Charting the Higgs self-coupling boundaries

TL;DR

This paper explores the potential for Higgs self-coupling measurements at colliders to reveal new physics, even if other Higgs measurements align with the Standard Model, by deriving bounds on possible deviations.

Contribution

It provides theoretical bounds on Higgs self-coupling deviations in UV-complete models without fine-tuning, highlighting the discovery potential of future collider measurements.

Findings

Higgs self-coupling deviations can exceed 200% without fine-tuning.

Self-coupling measurements probe uncharted parameter space.

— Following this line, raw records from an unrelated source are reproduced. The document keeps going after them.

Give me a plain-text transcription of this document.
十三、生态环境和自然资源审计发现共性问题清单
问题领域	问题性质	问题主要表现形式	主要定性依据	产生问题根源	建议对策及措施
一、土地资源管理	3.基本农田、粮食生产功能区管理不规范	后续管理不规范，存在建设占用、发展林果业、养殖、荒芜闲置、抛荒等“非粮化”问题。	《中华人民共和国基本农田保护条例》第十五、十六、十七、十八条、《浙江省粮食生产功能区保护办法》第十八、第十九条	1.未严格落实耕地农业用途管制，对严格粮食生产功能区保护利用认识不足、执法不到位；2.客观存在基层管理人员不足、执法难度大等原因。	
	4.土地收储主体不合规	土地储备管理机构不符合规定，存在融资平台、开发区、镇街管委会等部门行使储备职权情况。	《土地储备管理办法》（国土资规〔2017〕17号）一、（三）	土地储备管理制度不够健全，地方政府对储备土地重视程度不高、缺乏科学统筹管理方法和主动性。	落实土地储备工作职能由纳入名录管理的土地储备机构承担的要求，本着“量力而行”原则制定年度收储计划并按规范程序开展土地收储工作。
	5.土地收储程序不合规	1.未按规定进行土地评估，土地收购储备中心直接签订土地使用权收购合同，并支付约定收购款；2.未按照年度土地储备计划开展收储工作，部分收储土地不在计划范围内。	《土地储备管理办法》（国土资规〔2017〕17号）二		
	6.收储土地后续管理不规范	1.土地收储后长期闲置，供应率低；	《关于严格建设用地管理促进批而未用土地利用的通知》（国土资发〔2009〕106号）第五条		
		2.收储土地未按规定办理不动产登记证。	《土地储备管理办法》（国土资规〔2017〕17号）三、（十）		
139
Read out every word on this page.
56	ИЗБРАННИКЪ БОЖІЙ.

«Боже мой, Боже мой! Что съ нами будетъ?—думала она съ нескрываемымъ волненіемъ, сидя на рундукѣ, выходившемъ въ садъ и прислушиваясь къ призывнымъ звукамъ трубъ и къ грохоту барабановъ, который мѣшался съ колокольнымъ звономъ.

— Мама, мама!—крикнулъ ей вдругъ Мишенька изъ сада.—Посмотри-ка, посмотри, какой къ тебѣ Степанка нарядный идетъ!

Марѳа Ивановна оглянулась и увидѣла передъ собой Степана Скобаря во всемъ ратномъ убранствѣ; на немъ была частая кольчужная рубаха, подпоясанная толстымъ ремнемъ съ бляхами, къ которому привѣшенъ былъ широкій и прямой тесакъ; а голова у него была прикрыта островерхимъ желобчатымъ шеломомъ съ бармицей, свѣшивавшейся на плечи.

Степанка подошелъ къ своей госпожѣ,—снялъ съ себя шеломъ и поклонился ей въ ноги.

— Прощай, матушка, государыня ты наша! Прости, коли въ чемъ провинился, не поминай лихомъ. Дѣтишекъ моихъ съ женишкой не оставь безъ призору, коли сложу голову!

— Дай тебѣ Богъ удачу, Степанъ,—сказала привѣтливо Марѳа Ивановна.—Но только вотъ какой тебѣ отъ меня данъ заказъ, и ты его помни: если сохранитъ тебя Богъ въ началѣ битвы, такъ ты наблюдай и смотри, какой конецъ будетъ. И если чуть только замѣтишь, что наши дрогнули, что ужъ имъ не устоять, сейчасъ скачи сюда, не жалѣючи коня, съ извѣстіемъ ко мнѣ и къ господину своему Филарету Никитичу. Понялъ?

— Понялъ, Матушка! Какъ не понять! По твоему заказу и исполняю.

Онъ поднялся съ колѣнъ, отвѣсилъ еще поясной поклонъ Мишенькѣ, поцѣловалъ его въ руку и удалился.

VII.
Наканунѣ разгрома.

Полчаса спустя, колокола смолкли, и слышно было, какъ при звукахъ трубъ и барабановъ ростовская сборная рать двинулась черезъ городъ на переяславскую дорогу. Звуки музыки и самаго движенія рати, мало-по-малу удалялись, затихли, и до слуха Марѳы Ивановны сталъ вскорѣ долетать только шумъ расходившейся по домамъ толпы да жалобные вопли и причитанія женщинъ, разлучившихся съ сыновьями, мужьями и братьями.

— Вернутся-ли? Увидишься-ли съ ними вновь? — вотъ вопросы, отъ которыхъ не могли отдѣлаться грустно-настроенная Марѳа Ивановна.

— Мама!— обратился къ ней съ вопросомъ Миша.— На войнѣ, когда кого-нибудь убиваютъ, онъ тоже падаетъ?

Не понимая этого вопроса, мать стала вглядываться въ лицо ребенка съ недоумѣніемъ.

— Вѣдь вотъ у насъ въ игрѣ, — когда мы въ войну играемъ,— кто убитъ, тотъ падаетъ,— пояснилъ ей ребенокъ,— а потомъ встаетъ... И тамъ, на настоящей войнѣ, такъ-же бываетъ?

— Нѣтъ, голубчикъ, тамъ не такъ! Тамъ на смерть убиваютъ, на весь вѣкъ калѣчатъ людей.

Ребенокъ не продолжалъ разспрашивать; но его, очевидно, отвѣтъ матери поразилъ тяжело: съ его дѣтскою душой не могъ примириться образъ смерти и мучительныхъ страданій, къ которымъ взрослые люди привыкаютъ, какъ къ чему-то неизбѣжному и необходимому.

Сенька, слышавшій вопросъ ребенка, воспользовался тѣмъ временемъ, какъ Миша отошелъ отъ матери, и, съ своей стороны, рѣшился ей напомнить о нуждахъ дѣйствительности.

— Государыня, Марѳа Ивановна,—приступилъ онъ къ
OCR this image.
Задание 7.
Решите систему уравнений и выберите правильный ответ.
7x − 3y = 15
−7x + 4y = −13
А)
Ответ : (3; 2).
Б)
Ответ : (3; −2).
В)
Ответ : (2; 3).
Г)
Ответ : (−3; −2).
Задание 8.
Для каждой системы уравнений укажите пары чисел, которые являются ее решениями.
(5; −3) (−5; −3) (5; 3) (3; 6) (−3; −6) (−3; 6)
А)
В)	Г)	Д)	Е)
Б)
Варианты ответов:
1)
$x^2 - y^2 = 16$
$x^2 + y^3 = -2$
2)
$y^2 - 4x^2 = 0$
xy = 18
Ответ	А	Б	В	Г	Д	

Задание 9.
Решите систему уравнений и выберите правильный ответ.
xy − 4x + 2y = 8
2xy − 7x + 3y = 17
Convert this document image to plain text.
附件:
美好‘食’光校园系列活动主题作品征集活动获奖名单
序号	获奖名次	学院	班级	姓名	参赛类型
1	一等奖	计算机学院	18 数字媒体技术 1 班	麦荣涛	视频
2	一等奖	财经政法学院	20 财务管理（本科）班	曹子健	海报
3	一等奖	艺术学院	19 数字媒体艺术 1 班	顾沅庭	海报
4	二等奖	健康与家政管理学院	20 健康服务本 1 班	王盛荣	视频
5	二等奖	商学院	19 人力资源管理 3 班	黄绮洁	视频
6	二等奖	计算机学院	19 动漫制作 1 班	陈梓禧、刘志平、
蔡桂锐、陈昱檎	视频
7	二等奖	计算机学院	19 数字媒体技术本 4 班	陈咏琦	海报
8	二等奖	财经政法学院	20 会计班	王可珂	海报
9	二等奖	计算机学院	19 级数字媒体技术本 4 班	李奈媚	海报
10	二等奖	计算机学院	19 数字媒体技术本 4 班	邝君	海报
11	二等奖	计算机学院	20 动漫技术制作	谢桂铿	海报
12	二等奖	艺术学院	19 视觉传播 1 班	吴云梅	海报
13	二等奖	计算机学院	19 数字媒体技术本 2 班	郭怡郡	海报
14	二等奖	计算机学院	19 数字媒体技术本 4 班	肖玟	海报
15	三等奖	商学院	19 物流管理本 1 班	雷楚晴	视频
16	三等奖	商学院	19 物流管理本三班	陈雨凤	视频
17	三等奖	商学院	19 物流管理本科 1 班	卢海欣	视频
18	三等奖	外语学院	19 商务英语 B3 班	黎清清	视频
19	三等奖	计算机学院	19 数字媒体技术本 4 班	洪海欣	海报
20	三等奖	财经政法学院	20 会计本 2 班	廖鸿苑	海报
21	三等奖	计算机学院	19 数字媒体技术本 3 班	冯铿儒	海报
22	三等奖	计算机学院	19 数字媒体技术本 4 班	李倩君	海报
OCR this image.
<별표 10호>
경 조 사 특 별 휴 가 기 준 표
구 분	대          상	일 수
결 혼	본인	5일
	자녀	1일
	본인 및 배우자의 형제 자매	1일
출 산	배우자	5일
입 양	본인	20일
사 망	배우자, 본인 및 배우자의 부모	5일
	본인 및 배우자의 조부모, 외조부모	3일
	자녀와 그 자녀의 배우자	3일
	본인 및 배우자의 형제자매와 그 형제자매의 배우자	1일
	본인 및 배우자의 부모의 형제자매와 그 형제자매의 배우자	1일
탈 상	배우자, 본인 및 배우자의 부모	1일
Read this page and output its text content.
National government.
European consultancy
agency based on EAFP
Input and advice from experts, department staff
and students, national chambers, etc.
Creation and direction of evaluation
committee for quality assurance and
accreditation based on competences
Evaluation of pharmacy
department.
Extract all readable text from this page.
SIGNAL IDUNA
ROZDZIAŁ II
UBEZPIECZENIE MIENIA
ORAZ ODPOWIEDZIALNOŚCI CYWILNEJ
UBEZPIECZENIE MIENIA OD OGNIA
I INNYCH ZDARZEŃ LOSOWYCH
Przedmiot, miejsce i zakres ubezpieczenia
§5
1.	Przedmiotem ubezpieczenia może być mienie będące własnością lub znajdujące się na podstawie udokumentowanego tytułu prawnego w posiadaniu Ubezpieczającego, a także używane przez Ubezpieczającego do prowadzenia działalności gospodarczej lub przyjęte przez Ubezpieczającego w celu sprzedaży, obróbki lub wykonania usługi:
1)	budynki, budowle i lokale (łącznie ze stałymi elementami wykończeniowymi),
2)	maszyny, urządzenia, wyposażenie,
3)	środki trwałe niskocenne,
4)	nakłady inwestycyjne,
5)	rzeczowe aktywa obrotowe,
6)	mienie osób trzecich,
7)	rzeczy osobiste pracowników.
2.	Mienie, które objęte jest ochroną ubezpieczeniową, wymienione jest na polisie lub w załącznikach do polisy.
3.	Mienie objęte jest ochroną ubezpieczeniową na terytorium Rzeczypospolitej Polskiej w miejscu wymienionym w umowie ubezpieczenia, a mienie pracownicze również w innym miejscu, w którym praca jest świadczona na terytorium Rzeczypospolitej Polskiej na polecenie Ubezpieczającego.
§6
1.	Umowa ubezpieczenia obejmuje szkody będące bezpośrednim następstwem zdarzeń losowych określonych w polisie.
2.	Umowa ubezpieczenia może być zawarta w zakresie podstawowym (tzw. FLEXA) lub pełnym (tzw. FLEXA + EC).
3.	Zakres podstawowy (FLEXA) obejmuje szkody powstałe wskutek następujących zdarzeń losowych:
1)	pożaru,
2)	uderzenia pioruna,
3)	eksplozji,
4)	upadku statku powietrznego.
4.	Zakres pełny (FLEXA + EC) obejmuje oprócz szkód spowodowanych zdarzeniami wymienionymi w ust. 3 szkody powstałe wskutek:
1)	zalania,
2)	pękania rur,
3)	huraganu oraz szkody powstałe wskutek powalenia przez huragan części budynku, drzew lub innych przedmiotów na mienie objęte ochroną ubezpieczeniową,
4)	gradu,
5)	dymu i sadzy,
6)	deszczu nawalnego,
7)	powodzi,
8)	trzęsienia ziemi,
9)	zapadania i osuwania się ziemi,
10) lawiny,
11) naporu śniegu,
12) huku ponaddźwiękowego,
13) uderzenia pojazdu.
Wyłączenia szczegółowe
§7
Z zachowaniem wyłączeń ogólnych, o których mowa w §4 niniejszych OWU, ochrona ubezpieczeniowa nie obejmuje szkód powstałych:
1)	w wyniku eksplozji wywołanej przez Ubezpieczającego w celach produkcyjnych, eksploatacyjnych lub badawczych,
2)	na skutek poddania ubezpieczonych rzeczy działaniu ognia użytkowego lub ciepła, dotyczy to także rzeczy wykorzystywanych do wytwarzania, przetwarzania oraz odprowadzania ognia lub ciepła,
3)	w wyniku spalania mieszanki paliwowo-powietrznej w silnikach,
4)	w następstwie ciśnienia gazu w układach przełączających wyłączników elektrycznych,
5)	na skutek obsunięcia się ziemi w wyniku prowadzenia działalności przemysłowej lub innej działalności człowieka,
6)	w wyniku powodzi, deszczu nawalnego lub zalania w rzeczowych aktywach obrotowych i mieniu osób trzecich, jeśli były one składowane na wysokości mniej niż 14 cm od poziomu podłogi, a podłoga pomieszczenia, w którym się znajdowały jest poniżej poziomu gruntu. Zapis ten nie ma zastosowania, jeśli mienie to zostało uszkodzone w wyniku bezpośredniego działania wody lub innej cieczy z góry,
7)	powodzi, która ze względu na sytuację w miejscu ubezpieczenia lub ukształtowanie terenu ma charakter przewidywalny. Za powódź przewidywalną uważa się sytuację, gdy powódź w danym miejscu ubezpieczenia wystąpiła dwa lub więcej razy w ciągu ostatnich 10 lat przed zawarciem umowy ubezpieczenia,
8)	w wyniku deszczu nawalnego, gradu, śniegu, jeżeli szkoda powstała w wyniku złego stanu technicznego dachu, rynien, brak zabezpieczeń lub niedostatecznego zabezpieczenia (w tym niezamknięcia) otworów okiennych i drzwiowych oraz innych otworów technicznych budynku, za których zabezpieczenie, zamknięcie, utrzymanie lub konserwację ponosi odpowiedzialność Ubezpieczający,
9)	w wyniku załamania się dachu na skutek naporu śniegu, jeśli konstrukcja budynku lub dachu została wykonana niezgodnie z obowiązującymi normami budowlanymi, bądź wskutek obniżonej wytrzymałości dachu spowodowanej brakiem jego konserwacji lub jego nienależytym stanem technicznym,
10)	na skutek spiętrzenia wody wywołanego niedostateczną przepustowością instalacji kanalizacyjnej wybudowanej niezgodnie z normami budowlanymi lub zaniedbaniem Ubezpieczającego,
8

Potential for discovery even if other measurements show minimal deviations.

Abstract

Could new physics first manifest itself in Higgs self-coupling measurements? In other words, how large could deviations in the Higgs self-coupling be, if other Higgs and electroweak measurements are compatible with Standard Model predictions? Using theoretical arguments supported by concrete models we derive a bound on the ratio of self-coupling to single-Higgs coupling deviations in ultraviolet completions of the Standard Model where parameters are not fine-tuned. Broadly speaking, a one-loop hierarchy is allowed. We thus stress that self-coupling measurements at the LHC and future colliders probe uncharted parameter space, presenting discovery potential even in the absence of emerging hints in single-Higgs coupling measurements. For instance, if other observables show less than two-sigma deviations by the end of the LHC programme, the Higgs self-coupling deviations could still exceed 200% in the models discussed, without introducing fine-tuning of ultraviolet parameters.